Die an den Tag gelegte Eile dürfte vor allem von finanziellen Sachzwängen diktiert sein. 1994 war die aus den Staatsbahnen Bundesbahn (West) und Reichsbahn (Ost) hervorgegangene Deutsche Bahn AG schuldenfrei gestartet. Inzwischen hat der DB-Konzern einen Schuldenberg von über 19,5 Milliarden Euro angehäuft. Dazu trug die weltweite Expansionsstrategie der Konzernspitze wesentlich bei. Seit der Jahrtausendwende setzte der damalige Bahnchef Hartmut Mehdorn darauf, durch ehrgeizige Aufkäufe das Staatsunternehmen zum weltumspannenden Global Player der Logistik- und Verkehrsbranche umzukrempeln. Damit einher gingen eine Vernachlässigung der traditionellen Hausaufgaben der DB in ihrem Stammland und insbesondere ein Rückzug des Schienengüterverkehrs aus der Fläche. Ähnlich setzten auch andere Staatsbahnen in Europa auf internationale Expansion.
Die DB-Tochter Arriva mit Sitz im nordenglischen Sunderland hat rund 62.000 Beschäftigte und führt jährlich 2,4 Milliarden Passagierfahrten durch.
Aktuell besteht sie aus drei Sparten: Arriva UK Bus ist in weiten Teilen Großbritanniens aktiv und gehört zu den größten Betreibern von Buslinien im Fern- und Nahverkehr im Land. Arriva UK Trains ist vor allem in Wales, Nordengland und im Großraum London im Regional- und Nahverkehr auf der Schiene aktiv. Die größte Sparte ist Arriva Mainland Europe. Sie umfasst alle anderen DB-Aktivitäten im Bereich Personenverkehr auf Schiene und Straße in Europa. Betrieben werden Strecken in 13 Ländern von Schweden bis Portugal sowie von den Niederlanden bis Serbien. nd
2010 erwarb die Deutsche Bahn unter Mehdorns Nachfolger Rüdiger Grube die britische Arriva-Gruppe für einen Kaufpreis von 2,7 Milliarden Euro. Grube erhoffte sich davon eine »Stärkung der Marktposition in Europa«. Arriva war mit der Privatisierung des britischen Bahn- und Busverkehrs seit den 1990er Jahren richtig groß geworden und betreibt nach jahrelangen Aufkäufen heute mit rund 45 000 Beschäftigten in 14 Ländern Europas Bahn- und Busgesellschaften. Aus kartellrechtlichen Gründen musste die DB die deutschen Arriva-Töchter bei der Übernahme an ein Konsortium aus der italienischen Staatsbahn Ferrovie dello Stato und dem französisch-luxemburgischen Infrastrukturfonds Cube Infrastructure verkaufen; sie firmieren seither unter der Bezeichnung Netinera.

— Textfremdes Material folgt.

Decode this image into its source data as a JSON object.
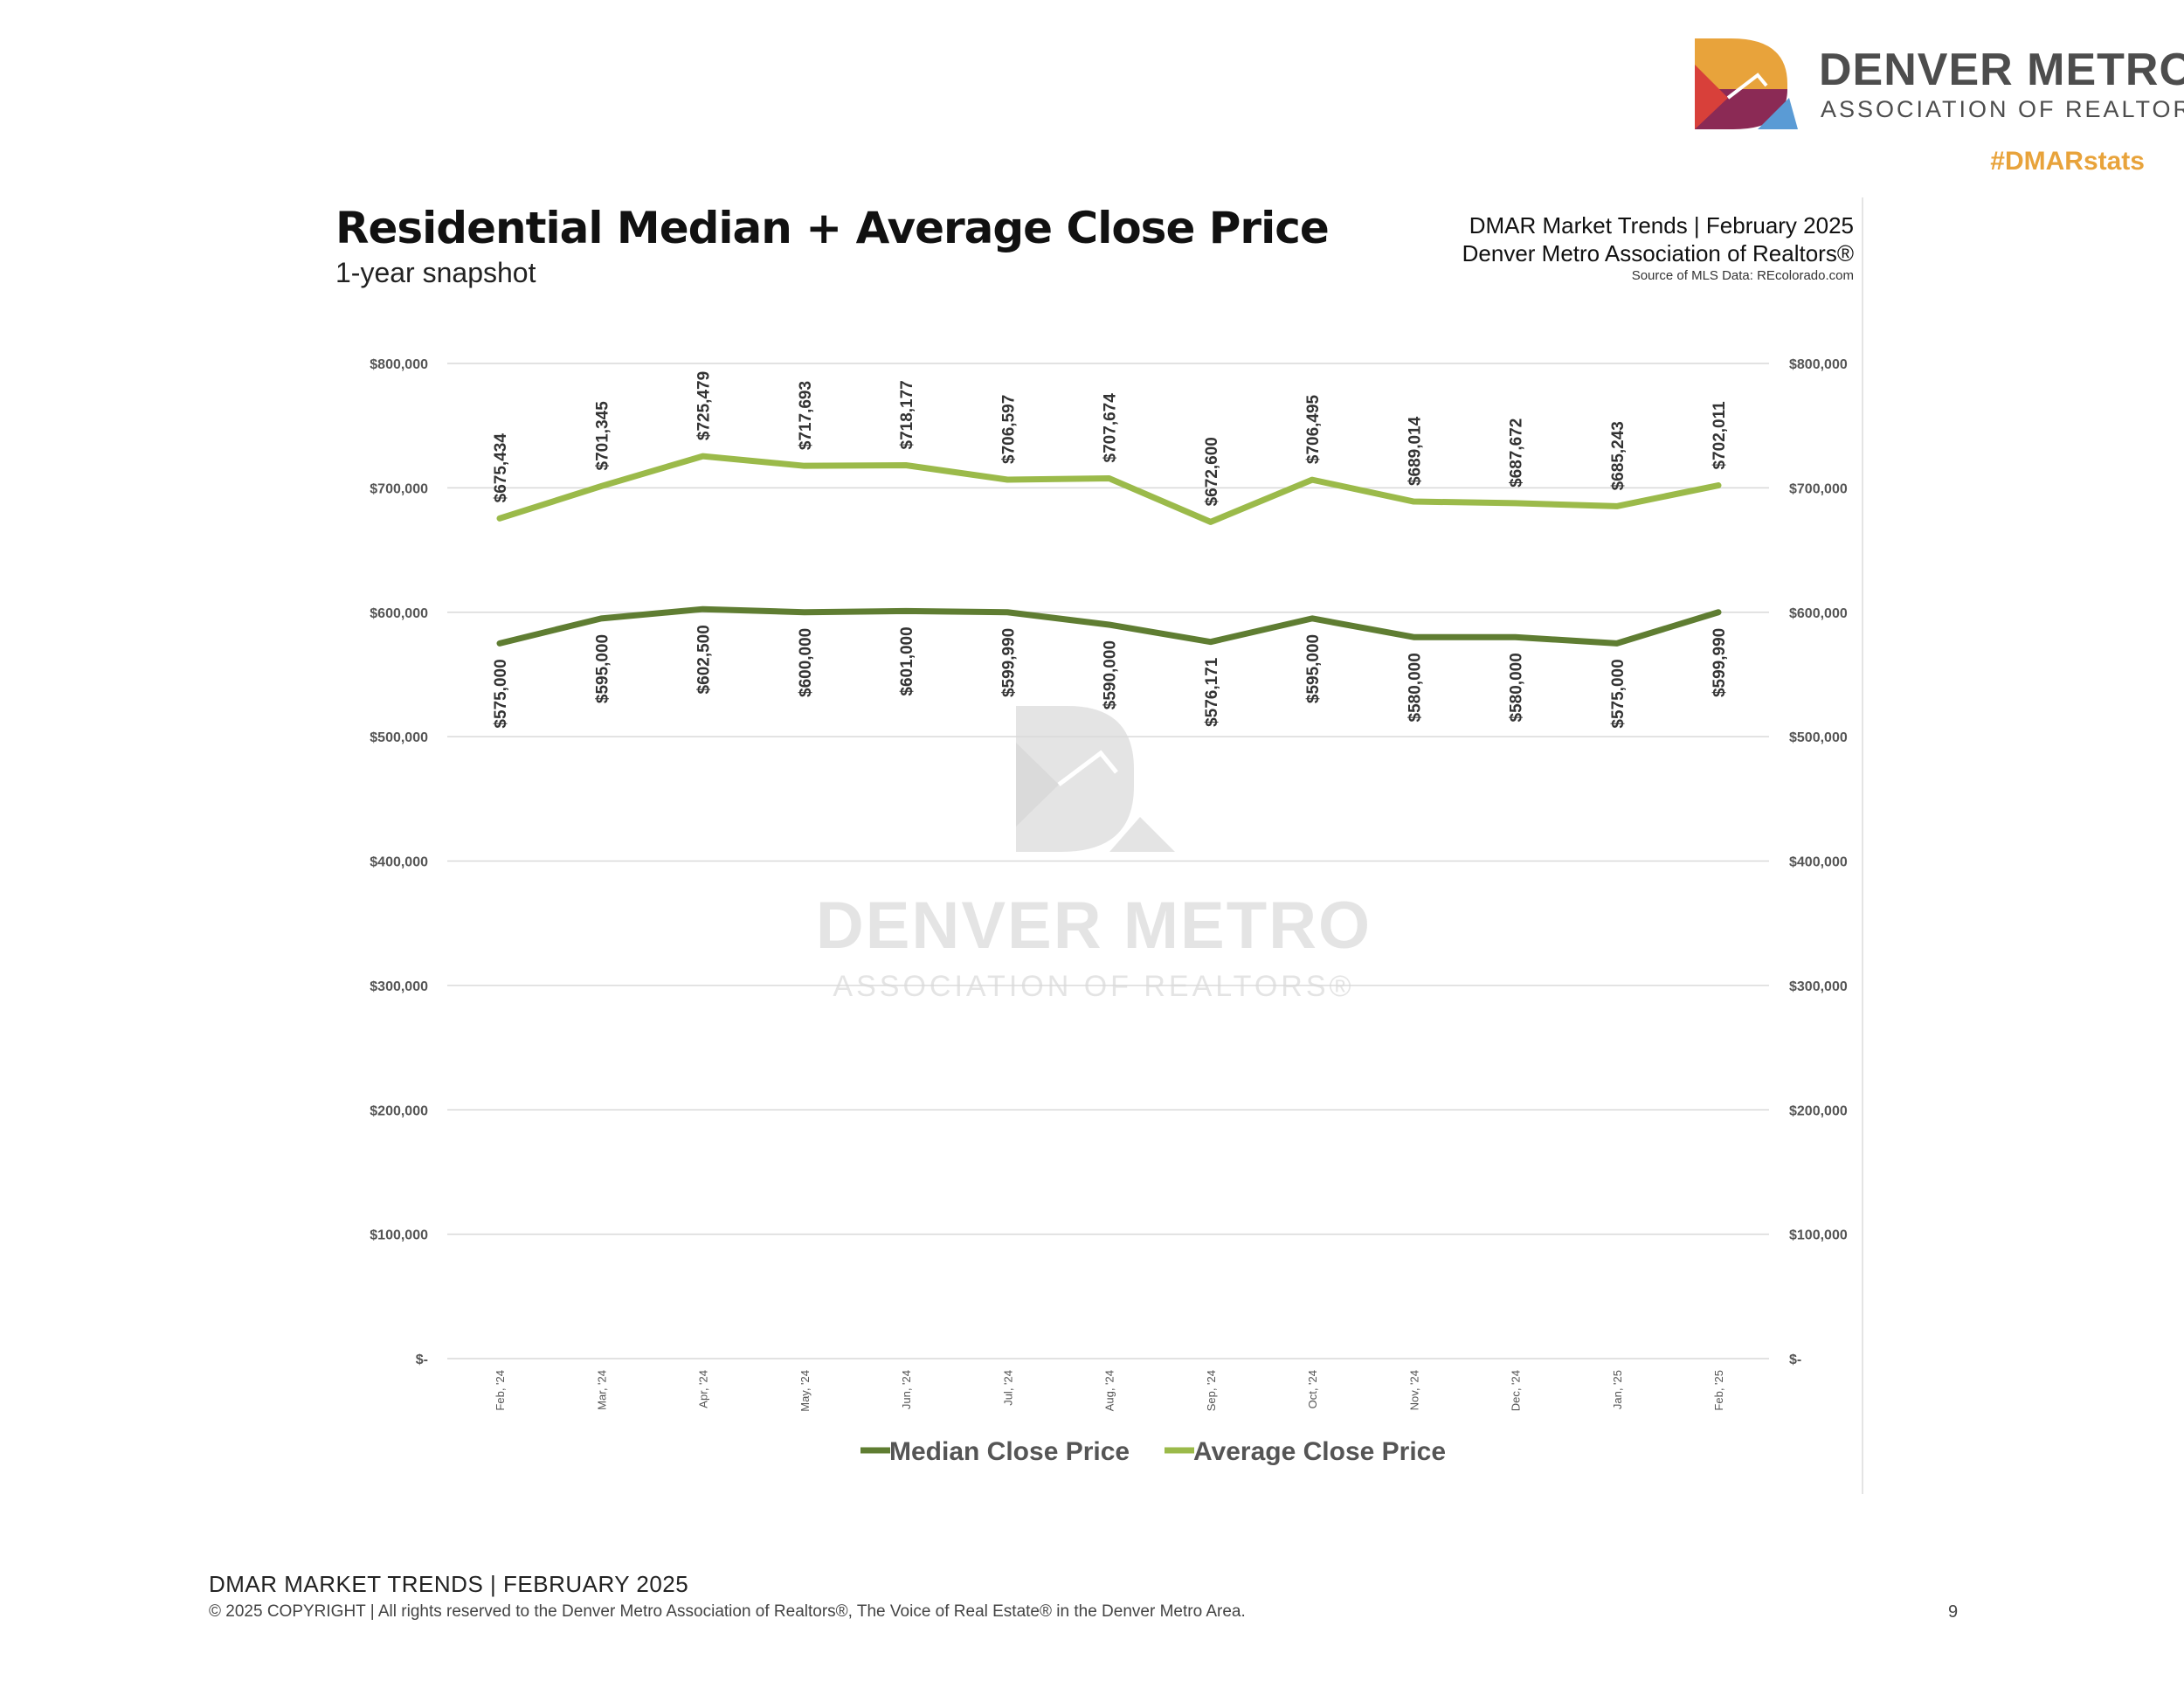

Ein Nutznießer der Arriva-Übernahme war der Investmentbanker Alexander Doll, der damals zum engsten Beraterkreis der DB gehörte und die Transaktion mit arrangierte. Er wechselte Ende 2017 von der Barclays Bank in den DB-Vorstand und ist dort seither für Finanzen, Güterverkehr und Logistik zuständig. Damit ist Doll auch beim anstehenden Arriva-Verkauf wieder maßgeblicher Akteur.
Während Bundesrechnungshof, Politiker unterschiedlicher Couleur und auch die deutsche Lokführergewerkschaft GDL einen Arriva-Verkauf an wen auch immer unterstützen, schlägt die britische Bahn- und Verkehrsgewerkschaft RMT Alarm. Sie hat mit Arriva-Bahntöchtern wie Northern, Cross Country, Chiltern, London Overground oder Grand Central große Konflikte ausgefochten, kritisiert die Unternehmenspolitik der DB scharf und lehnt gleichzeitig einen Verkauf an einen privaten Konzern oder Finanzinvestor ab. »Es darf nicht sein, dass Tausende Arbeitsplätze bei britischen Bahnen in der Schwebe hängen, weil alle Welt auf einen Vorstandsbeschluss aus der Berliner DB-Zentrale wartet«, bringt es RMT-Generalsekretär Mick Cash auf den Punkt. Der Gewerkschafter fordert die Überführung sämtlicher britischer Unternehmensteile von Arriva in öffentliches Eigentum und sieht darin die einzig sinnvolle Alternative zu einer »schmutzigen Spekulation, bei der unsere Zukunft hinter verschlossenen Türen im Interesse des Finanzkapitals und nicht der britischen Bahnpassagiere zerstückelt wird«.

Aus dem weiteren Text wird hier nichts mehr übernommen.